Centuries-old building inspires latest Pitt Nationality Room
Inspired by a Korean lecture hall built more than 600 years ago, the latest Nationality Room to open inside the University of Pittsburgh's Cathedral of Learning also will be the most technologically advanced.
“Not many countries have 600 or 700 years of history with higher educational institutions,” Dr. Sang C. Park said of the Myeongnyundang, or “Hall of Enlightenment,” on the campus of Sungkyunkwan University in Seoul.
The Korean Heritage Classroom mimics that historic structure and will be featured Sunday as the 30th installment of Pitt's Nationality and Heritage Classrooms — a tradition started in 1926.
“We are really honored to have this opportunity,” said Korean room co-chair Park, 76, of Shadyside.

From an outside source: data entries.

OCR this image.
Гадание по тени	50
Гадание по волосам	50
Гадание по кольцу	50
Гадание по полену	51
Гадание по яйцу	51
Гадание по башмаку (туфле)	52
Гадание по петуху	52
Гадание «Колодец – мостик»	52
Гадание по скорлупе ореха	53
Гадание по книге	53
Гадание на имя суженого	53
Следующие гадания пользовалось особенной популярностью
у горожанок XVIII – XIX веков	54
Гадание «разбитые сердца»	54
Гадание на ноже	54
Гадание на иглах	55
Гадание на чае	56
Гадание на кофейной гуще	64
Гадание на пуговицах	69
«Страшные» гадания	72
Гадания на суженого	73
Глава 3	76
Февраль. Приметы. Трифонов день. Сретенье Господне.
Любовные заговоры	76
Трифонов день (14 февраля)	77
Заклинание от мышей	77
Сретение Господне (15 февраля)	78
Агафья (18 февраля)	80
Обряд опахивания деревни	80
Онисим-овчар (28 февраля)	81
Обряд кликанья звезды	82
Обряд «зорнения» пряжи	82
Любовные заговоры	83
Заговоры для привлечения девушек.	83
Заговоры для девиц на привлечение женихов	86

South Korean Ambassador Ahn Ho-Young is expected to join university and community leaders.
The ceremony will be followed by a Korean cultural festival.
The third-floor room is designed after the Myeongnyundang, the main building in South Korea's royal academy during the Goryeo and Joseon dynasties, which lasted from 918 to 1910.
Pitt requires that all Nationality Rooms represent a time prior to 1787, the year of the university's founding and the signing of the U.S. Constitution.
Though the Korean room design harkens to a time longer ago than that, it will be the first Nationality Room equipped with an 85-inch, 3-D monitor, Wi-Fi connection and a central speaker system.
“From now on, all rooms will have that kind of technology,” said E. Maxine Bruhns, 91, who has been director of the Nationality Rooms and Intercultural Exchange programs for 50 years.
The Korean room will be the 11th addition under her tenure, which began in 1965. Two years into her work, an effort to add an Israeli room began. It was dedicated in 1987.
“Then they all came bing, bing, bing,” Bruhns said.
Planned are Iranian, Philippine and Finnish rooms.
Plans for the Korean room started in 2007, and Park said he is proud to see the project completed in a relatively short time.
Most of the time was spent raising the $850,000 needed to build the room. Major contributors include the Korea Foundation, Arumjigi Culture Keepers Foundation, Poongsan Corp. and private donors, including about $240,000 raised locally, Park said.
Materials came from various regions in South Korea.
Korean master carpenters built the room there and shipped it in pieces to Pittsburgh, where they reconstructed it from May to late October. No nails or screws were used, in keeping with Korean building practices.
The room is designed to look like three connected rooms, similar to the Hall of Enlightenment. Windows are covered with paper produced from mulberry tree fibers. Twin oak columns form a symbolic boundary, with a central room featuring a lofted ceiling adorned with two hand-carved phoenixes flanking the “Pearl of Wisdom.”
Bruhns said that's her favorite feature. But she said the entire concept is special.
“I like the fact that it is designed after an old, old structure that is still part of their education system,” she said.
Park said he is proud to see Korea represented among the Nationality Rooms.
“We like to show the beauty of a Korean structure,” he said. “It is quite unique.”